While this paper focused on the alpha band, a valid diagnostic and prognostic biomarker will likely be a combination of multiple characteristics of the power spectrum. Theta and gamma bands are well-known for their involvement in memory [35, 188–190]. Activity in these bands, especially during task performance, was found to differ in people with MCI and cognitively healthy older adults [120, 191–194], and activity in the theta band was found to predict progression to AD [112, 195–197]. Task-related changes in delta power have also been identified as a potential biomarker of early cognitive decline [122, 198–200]. Though the role of beta oscillations in MCI is less well-researched, some evidence suggests that beta activity differs in people with MCI and cognitively healthy older adults [119, 202]. To account for the heterogeneity of MCI and for intra-individual differences in EEG activity [203], and to achieve good specificity, all of these changes will need to be taken into account.
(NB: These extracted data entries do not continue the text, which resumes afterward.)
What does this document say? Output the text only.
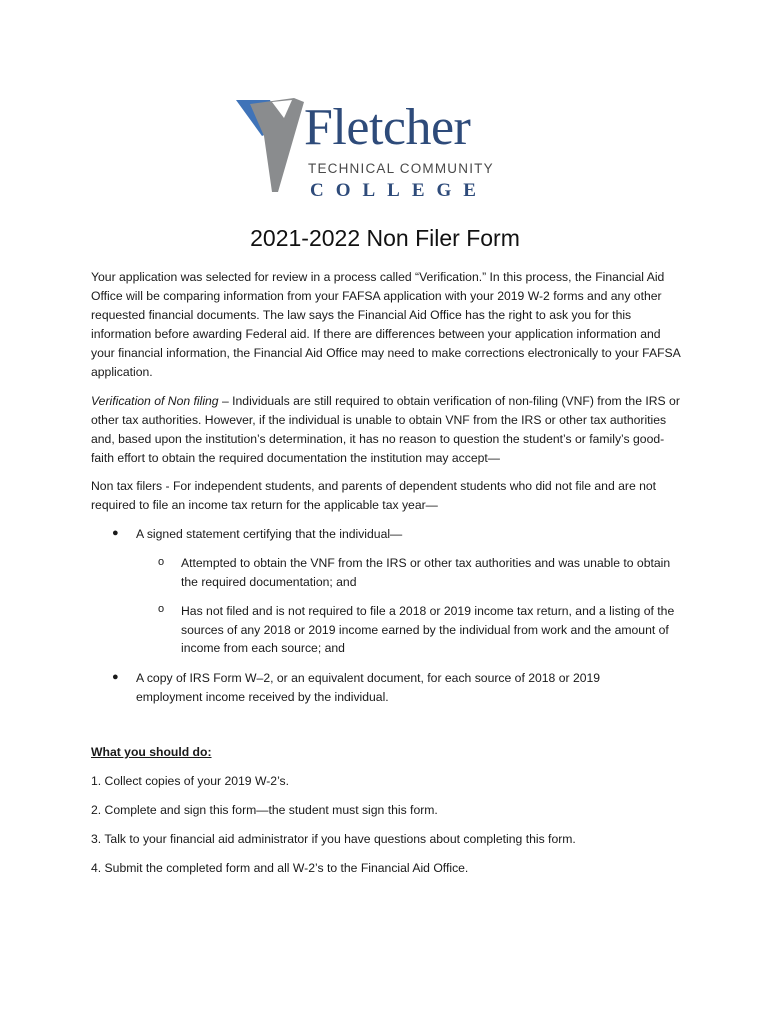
Fletcher
TECHNICAL COMMUNITY
COLLEGE
2021-2022 Non Filer Form
Your application was selected for review in a process called “Verification.” In this process, the Financial Aid Office will be comparing information from your FAFSA application with your 2019 W-2 forms and any other requested financial documents. The law says the Financial Aid Office has the right to ask you for this information before awarding Federal aid. If there are differences between your application information and your financial information, the Financial Aid Office may need to make corrections electronically to your FAFSA application.
Verification of Non filing – Individuals are still required to obtain verification of non-filing (VNF) from the IRS or other tax authorities. However, if the individual is unable to obtain VNF from the IRS or other tax authorities and, based upon the institution’s determination, it has no reason to question the student’s or family’s good-faith effort to obtain the required documentation the institution may accept—
Non tax filers - For independent students, and parents of dependent students who did not file and are not required to file an income tax return for the applicable tax year—
● A signed statement certifying that the individual—
o Attempted to obtain the VNF from the IRS or other tax authorities and was unable to obtain the required documentation; and
o Has not filed and is not required to file a 2018 or 2019 income tax return, and a listing of the sources of any 2018 or 2019 income earned by the individual from work and the amount of income from each source; and
● A copy of IRS Form W–2, or an equivalent document, for each source of 2018 or 2019 employment income received by the individual.
What you should do:
1. Collect copies of your 2019 W-2’s.
2. Complete and sign this form—the student must sign this form.
3. Talk to your financial aid administrator if you have questions about completing this form.
4. Submit the completed form and all W-2’s to the Financial Aid Office.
The present paper is therefore only the first step, and future reviews and meta-analyses should focus on findings from other frequency bands.
Conclusions
We investigated alpha power and functional connectivity in people at different stages of cognitive decline. Findings mostly indicated a lowering of resting state alpha power as people progress from cognitive health to MCI to AD. During task performance, people with MCI and AD had smaller alpha responses than cognitively healthy older adults. Studies on functional connectivity had mixed findings, reporting both lower and higher connectivity in people with MCI than in cognitively healthy older adults. Our review also highlights the diversity of EEG measures, alpha definitions, and cognitive profiles of participants in the studies conducted so far, and points toward the need to choose parameters that will allow for replicable and comparable research. If supported by a larger body of research, resting state alpha power could, perhaps combined with measures from other frequency bands, become a biomarker of early cognitive decline.